5.5.2 Clustering Plot

Below is the plot of the clusters

fviz_cluster(ggtheme = theme_bw() ,
             object=menu_clust,
             data = menu_num_scale,ellipse.alpha = 0.1,
             labelsize = 10)

5.5.3 Recommendation Example

5.5.3.1 Example 1

If the customers want a food with high vitamin C, what food should we recommend?

On the profiling result, we can see that food with very high vitamin C is in Cluster 6,

So we can filter all the foods in Cluster 6

menu %>% select(-Category) %>% 
  filter(cluster==6)

So if the customers want foods with high vitamin C, we can recommend them to order Fruit and Maple Oatmeal, Apple Slices, and Minute Maid juice.

5.5.3.2 Example 2

If the customers want another burger options besides Big Mac, what food should we recommend?

We can check first in what cluster Big Mac is.

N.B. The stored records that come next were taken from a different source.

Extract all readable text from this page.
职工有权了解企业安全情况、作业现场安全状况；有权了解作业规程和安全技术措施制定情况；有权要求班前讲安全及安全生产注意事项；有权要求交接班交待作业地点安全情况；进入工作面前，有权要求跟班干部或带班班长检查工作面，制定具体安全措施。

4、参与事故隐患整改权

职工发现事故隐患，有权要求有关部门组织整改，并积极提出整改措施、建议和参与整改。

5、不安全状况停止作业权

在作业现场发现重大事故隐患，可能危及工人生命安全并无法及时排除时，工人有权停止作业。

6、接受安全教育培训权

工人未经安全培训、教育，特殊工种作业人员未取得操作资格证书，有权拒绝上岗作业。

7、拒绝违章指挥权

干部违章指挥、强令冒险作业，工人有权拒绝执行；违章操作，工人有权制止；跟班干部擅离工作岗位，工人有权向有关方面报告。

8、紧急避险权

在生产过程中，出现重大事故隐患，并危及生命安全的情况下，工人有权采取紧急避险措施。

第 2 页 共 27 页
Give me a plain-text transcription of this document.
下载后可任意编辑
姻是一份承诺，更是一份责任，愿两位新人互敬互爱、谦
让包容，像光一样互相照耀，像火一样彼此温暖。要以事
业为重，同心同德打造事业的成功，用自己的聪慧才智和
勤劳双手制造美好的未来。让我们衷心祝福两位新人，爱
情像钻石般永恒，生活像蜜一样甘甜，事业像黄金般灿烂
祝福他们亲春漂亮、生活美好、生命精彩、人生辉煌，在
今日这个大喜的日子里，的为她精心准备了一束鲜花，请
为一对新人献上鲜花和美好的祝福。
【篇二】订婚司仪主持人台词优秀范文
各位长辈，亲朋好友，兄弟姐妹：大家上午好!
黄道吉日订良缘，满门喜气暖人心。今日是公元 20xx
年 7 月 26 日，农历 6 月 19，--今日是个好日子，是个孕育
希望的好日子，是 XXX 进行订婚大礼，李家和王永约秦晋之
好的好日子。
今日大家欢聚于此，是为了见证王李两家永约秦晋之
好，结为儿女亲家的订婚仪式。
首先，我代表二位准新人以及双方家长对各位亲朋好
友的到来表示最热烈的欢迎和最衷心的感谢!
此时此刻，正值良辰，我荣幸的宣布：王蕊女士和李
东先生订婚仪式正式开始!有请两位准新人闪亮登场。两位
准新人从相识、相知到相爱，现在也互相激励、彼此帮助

menu %>% filter(Item=="Big Mac")

Now we know that Big Mac is in cluster 4. Now we can check all the foods in cluster 4

menu %>% filter(cluster==4)

So after we filter cluster 4, we found out that we have a lot of options in cluster 4 to be recommended. If we want to be more specific, we can propose them foods in cluster 4 with the same category as Big Mac, such as Quarter Pound Burger, Double Quarter Pounder Burger, or Bacon Clubhouse Burger.

6 Conclusion

After exploring our dataset by using PCA and K-Means for clustering, we are able to conclude that:

  • McDonald menu listed on this dataset are able to be separated into 11 Clusters.
  • We can reduce our dimensions from 12 features into 4 dimensions to retain at least 80% of the data.
  • By using the profiling, we could recommend foods to the customers by using the nutrition characteristics that were recognized by the model.